Ultimately they will blame humans, humans are the bugs in their code.



As far as I know all self-driving car programs use some form of machine learning, so they aren't exactly "pre-programmed" in the sense of good old-fashioned AI based on strict, pre-determined rules.

What exactly do you mean by "deal with driving"? Drive without a single accident, ever? That's obviously impossible in practice. Drive better than humans, who in 2016 killed 37,461 people in the US alone? I don't see how that would be impossible - human drivers have a limited field of view, slow response times (average time to break is ~2.3 seconds), and are frequently distracted, sleepy, drunk, etc.


Let me know when self driving cars can get sleepy, distracted or drunk. Until then, I'm much more concerned with "stop before hitting things 101". This "pre programmed cars must be better than X" is getting old fast.
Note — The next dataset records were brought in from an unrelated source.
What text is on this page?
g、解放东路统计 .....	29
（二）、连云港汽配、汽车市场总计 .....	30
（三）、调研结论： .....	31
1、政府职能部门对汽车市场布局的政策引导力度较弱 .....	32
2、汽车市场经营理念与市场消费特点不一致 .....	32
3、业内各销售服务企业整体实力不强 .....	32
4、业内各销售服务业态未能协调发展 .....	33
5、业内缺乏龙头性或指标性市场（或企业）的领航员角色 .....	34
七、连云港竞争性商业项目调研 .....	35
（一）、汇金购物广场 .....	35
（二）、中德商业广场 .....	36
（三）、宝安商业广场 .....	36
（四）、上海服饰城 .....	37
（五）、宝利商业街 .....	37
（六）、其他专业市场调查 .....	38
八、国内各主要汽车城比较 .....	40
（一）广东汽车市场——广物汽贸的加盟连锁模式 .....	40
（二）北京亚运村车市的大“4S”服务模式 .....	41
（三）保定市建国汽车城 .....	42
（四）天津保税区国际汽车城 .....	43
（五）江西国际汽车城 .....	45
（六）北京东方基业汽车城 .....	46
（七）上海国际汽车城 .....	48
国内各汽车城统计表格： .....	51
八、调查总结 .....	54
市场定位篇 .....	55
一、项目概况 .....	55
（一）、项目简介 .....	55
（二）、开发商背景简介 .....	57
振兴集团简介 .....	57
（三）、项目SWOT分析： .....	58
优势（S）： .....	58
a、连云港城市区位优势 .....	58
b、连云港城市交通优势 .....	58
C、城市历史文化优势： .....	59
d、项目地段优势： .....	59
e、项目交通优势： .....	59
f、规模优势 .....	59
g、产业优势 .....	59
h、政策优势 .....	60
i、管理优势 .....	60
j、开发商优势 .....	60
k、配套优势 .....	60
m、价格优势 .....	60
This is one of those self correcting problems, and it's going to be fixed way faster than the startups pushing this "smart machines" propaganda are going to like.


"Artificial Intelligence has nothing do to with intelligence" welp

I don't even know what to make of that


I'm not the original poster, but maybe they just mean that as it stands right now, artificial intelligence refers to nothing that is actually intelligent in a way that an average person probably thinks about intelligence, and it's a little hard to see where the leap to actual intelligence is going to come. Maybe?